Managing your runway doesn’t have the instant gratification of winning new business. It doesn’t provide the intellectual challenge of developing new tech. Yet:
- If you manage your runway poorly, your business will not make it through scale-up.
- If you manage your runway well, it will have a massive impact on your long term wealth as a founder.
Managing your runway is as critical to your success as having the right idea and the right market.
#1 Be really clear on your next milestone
When the topic of runway management comes up, too many tech founders focus on cash. Remember that your runway is there to help your business take off.
You have to be clear about what your next business milestone is. When it comes to managing your runway, this is either;
- Securing your next funding round, or;
- Becoming cashflow positive.
All other goals or objectives must be part of an overarching plan that achieves one of those two things.
#2 Be strategic and realistic
As every good project manager knows, cash is not the only variable in project planning. You also have control over scope, time, and quality.
No matter how good you are at fundraising, the brutal reality is that tech start-ups and scale-ups never have as much cash as they want.
To maximise the runway you have, you must be strategic with those other three variables.
Make sure the features you plan to release are realistic given the cash you have. Ensure you have enough buffer in case your estimates are off.
When selecting the features to include, you have to be brutally commercial. Rank features on how they’ll help you attract, convert, and retain paying customers. Drop vanity projects.
Is there an urgent need to get new features to market? If not, consider buying yourself more time by bringing in other income. This is especially effective if you don’t currently have investors.
A lot of your development work is routine. It doesn’t need the technical skills and experience of your founding team. Can you sell your time to bring in much needed consulting income? Then use this income to outsource or delegate routine work at a lower cost? If you can, then you can create time.
Code quality and strong development practices are important. Compromising them will do long term harm. But, code quality alone won’t pay the bills.
Sometimes, you’ll need to strike a balance. You might need to compromise on code quality so that you can get features out. Then refactor once you’ve got new funding in place, or once you’ve made it out of scale-up and are net cash generative.
#3 Spend money …
One of the biggest mistakes some tech businesses make is to cut back too hard on expenditure. It’s a natural instinct, you’re worried about running out of cash. So it feels right to extend your runway by minimising your burndown.
However, The runway analogy is there for a reason. The last thing a pilot would do when taking off is slow the plane down.
If you don’t spend, you don’t grow.
The danger is that you’ll cut back on things you need to spend money on to reach your next milestone. Meanwhile, you’ll have fixed costs that you can’t eliminate. The result is that you reduce you cash burndown, but your development burndown plummets. Although you feel like you’ve gained a few months extra runway, you’ve increased the time you need by far more.
#4 … but spend it on things that matter
The answer is to focus your expenditure on the things that matter. Be ruthless in evaluating every item of expenditure on how it helps you get to your next milestone.
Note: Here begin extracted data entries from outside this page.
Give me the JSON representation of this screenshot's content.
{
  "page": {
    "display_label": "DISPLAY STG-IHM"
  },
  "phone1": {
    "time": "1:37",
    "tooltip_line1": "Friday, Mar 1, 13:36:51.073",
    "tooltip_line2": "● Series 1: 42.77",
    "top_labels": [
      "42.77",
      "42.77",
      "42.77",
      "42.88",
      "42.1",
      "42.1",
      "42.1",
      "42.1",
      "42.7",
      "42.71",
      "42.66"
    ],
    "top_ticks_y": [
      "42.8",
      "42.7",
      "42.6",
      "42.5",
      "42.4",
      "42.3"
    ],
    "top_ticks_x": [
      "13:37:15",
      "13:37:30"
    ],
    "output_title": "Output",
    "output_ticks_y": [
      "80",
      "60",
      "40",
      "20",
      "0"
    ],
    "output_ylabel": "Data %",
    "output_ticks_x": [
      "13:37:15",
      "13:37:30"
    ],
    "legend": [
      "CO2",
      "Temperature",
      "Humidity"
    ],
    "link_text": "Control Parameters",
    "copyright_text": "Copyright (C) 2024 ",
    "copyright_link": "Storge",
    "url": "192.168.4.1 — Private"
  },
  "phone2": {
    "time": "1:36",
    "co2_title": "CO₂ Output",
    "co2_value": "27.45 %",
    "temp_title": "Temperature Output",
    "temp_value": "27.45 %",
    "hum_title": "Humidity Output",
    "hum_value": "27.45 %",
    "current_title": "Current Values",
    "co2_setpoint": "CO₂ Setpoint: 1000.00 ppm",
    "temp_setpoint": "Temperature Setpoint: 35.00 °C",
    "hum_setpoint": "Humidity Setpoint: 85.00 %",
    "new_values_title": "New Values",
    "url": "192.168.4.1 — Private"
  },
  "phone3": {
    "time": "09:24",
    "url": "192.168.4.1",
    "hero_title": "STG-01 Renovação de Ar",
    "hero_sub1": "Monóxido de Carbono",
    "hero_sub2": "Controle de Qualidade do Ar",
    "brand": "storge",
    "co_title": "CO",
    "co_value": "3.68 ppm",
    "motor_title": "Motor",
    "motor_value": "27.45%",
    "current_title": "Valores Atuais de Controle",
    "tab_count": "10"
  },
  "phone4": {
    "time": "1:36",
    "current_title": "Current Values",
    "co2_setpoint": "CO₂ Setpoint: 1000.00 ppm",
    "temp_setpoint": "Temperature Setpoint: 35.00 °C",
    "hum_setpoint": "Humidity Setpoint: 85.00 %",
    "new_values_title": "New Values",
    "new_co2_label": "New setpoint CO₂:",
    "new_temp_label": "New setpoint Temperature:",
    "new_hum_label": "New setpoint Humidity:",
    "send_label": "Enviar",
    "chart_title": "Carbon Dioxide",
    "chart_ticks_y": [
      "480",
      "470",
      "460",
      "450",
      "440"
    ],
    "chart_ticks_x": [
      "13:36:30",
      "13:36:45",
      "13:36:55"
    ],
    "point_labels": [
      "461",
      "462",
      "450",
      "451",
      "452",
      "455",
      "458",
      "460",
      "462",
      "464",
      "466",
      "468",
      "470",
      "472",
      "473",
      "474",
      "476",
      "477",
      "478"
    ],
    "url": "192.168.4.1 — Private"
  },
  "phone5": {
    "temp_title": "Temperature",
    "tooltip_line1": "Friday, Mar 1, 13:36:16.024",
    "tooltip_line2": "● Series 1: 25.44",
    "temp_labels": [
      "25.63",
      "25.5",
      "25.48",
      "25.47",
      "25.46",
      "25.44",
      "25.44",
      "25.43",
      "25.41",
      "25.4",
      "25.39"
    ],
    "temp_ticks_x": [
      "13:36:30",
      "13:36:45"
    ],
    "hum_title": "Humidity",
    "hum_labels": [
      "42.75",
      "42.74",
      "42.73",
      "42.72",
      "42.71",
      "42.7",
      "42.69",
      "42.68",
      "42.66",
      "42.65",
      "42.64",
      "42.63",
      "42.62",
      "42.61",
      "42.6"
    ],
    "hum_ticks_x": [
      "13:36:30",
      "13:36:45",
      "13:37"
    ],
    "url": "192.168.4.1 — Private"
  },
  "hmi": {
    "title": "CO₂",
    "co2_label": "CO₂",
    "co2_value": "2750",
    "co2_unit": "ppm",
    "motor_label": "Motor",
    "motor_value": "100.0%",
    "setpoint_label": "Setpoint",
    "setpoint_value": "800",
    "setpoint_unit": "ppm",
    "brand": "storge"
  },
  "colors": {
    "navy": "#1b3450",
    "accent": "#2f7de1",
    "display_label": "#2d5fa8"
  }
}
Saving £100/month on development software is a bad decision if it makes your £10,000/month dev team 5% less efficient.
Spending £10k to outsourcing dev work that you’ve never done yourself but always wanted to learn may be the smart move. If it’ll take time to learn, and you’ll never need to do it again, that £10k is money well spent.
Instead, give up your cool co-working space. This’ll free up the cash you need to pay for the outsourcing and the software tools. It may feel painful, but it will be worth it.
Jeff Bezos built Amazon out of a converted garage in a rented home. He built his own desk using a reclaimed door and some four-by-four. His electrical supply couldn’t handle his computer and heater simultaneously. So he worked in the cold.
This is someone who’d quit a lucrative Wall Street job. He was used to luxury. But, he backed his vision and did whatever it took to make his savings last.
Always ask yourself “what’s the return on investment?”. Eliminate all vanity expenditure. Be a miser when it comes to anything that doesn’t get you to your next milestone. By doing so you’re not slowing the plane down, you’re making it lighter.
Spend (invest) as much as you can on the things that have a positive ROI.
#5 Build a longer runway
You need to be ultra disciplined in your cash flow management:
Tweak your pricing model and marketing so that customers are paying you upfront. You’ll have to give a discount for upfront or annual payment. It’ll feel wrong to reduce your turnover like this. But if this discount is lower than your cost of capital, you will be better off.
Do everything you can to avoid paying upfront for software and services. Negotiate payment terms, or at least pay month-by-month. You’ll pay more. But, unless your supplier is another start-up, the extra cost will be lower than your cost of capital.
It may feel a bit uncomfortable. It may be a chore. But extending your runway by a few months may mean you get that killer feature finished. And that feature may have a huge impact on your price per share in your next investment round. Or, it may get you cashflow positive without having to sell any more of your business.